The Sherman Silver Purchase Act of 1890 required the U.S. government to buy millions of ounces of silver above what was required by the 1878 Bland–Allison Act (driving up the price of silver and pleasing silver miners). People attempted to redeem silver notes for gold.
As demand for silver and silver notes fell, the price and value of silver dropped. Holders worried about a loss of face value of bonds, and many became worthless.
One of the first clear signs of trouble came on February 20, 1893, twelve days before the inauguration of U.S. President Grover Cleveland, with the appointment of receivers for the Philadelphia and Reading Railroad, which had just declared bankruptcy.
The 1890 wheat crop failure and a coup in Buenos Aires ended further investments and the uncertainty spread into a full-blown panic.

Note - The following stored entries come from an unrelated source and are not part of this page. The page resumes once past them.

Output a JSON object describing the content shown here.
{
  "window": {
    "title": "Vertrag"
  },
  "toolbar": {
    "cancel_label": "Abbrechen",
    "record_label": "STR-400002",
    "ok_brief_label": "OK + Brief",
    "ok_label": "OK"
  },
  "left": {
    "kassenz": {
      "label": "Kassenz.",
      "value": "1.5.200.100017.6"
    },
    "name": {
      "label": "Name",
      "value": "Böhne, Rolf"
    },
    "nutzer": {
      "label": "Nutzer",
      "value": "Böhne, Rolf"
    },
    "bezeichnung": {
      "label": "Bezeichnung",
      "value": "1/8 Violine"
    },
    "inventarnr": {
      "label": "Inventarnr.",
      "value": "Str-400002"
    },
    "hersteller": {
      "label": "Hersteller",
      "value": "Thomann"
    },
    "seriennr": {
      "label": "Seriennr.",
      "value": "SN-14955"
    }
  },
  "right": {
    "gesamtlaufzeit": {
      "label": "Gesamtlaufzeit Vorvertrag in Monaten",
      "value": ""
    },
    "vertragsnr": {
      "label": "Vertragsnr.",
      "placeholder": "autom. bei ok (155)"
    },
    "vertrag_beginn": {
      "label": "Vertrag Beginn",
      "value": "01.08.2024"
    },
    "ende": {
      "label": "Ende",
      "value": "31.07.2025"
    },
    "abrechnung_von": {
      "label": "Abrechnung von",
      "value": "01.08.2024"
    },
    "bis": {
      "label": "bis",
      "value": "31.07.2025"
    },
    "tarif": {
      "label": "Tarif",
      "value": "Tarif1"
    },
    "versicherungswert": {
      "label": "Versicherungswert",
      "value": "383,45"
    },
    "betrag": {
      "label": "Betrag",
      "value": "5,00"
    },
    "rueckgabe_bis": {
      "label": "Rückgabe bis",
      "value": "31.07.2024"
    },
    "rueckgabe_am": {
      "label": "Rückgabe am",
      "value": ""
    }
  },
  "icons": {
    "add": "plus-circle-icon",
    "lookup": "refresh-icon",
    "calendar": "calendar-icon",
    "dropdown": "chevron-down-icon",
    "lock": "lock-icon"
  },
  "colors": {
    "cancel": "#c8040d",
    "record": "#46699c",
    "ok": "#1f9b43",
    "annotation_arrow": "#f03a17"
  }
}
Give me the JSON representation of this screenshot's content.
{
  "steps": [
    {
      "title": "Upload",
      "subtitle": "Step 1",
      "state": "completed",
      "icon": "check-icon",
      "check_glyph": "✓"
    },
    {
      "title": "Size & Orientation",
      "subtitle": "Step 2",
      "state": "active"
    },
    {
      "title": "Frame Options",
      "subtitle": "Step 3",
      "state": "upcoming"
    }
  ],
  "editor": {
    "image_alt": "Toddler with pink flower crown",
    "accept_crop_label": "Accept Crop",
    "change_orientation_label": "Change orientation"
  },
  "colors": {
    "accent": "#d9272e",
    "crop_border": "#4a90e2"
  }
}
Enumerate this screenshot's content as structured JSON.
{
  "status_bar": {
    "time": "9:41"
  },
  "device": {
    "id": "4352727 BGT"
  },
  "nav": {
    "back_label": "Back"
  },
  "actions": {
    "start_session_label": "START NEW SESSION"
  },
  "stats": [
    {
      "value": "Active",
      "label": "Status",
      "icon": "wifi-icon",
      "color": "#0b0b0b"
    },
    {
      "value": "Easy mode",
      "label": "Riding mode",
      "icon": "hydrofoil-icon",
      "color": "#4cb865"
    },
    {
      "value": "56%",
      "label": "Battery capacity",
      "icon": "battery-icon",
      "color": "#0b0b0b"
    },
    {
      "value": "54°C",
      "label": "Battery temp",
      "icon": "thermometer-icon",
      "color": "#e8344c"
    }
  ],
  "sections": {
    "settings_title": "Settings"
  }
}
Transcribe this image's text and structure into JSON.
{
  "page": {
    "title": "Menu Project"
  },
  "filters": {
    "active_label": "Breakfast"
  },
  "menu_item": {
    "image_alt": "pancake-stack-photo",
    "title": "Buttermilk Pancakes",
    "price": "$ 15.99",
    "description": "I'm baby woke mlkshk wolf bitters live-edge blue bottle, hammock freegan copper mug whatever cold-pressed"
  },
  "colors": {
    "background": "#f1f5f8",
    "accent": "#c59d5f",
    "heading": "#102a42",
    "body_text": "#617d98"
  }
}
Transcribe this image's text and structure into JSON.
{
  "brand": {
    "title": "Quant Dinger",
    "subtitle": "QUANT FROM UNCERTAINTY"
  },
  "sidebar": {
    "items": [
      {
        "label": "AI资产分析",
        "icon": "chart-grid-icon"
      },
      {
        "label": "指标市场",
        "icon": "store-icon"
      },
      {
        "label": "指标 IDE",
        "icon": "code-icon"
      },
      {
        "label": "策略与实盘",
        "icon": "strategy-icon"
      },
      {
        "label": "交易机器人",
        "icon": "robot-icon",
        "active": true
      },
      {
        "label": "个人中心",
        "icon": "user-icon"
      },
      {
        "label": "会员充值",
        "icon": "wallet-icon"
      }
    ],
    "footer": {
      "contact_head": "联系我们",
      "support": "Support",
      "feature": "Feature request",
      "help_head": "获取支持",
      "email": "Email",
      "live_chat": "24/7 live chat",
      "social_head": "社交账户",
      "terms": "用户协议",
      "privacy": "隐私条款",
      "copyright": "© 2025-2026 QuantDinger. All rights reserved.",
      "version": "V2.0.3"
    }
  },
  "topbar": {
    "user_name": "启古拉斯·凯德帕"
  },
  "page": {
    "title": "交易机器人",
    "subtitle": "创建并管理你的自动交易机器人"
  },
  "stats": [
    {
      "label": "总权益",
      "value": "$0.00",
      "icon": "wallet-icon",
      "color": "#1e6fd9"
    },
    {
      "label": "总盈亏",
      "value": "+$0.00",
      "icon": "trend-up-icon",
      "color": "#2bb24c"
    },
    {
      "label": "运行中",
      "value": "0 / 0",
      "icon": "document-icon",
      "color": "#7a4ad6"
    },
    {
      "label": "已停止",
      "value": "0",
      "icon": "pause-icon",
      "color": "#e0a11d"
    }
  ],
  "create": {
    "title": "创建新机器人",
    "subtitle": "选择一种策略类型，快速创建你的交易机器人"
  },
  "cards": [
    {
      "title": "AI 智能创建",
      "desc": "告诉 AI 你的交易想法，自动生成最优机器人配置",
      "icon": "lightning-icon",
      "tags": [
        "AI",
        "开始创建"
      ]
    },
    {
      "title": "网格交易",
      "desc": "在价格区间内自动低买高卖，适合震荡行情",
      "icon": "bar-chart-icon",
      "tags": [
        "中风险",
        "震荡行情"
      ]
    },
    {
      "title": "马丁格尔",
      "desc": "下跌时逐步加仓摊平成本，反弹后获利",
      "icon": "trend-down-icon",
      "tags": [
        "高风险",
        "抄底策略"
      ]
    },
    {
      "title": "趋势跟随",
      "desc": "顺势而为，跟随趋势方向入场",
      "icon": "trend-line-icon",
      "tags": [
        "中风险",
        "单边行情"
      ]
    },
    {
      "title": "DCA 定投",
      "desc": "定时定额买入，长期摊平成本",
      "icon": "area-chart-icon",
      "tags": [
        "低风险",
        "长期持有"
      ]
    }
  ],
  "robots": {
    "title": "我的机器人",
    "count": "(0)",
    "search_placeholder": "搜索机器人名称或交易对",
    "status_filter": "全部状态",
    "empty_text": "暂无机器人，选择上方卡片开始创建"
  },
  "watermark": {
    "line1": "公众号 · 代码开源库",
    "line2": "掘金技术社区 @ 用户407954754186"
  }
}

By the end of the year, 600 banks closed and several big railroads were in receivership. Another 15,000 businesses went bankrupt amid 20 percent unemployment. It was the worst economic crisis in U.S. history up to that time and it deeply affected every sector of the economy.
The economy that emerged from the depression differed profoundly from that of 1893. New industries were rapidly moving to ascendancy, and manufactures were coming to replace farm produce as the staple products and exports of the country. The depression revealed the future of an emerging industrial-urban economy that predicted great changes for the United States.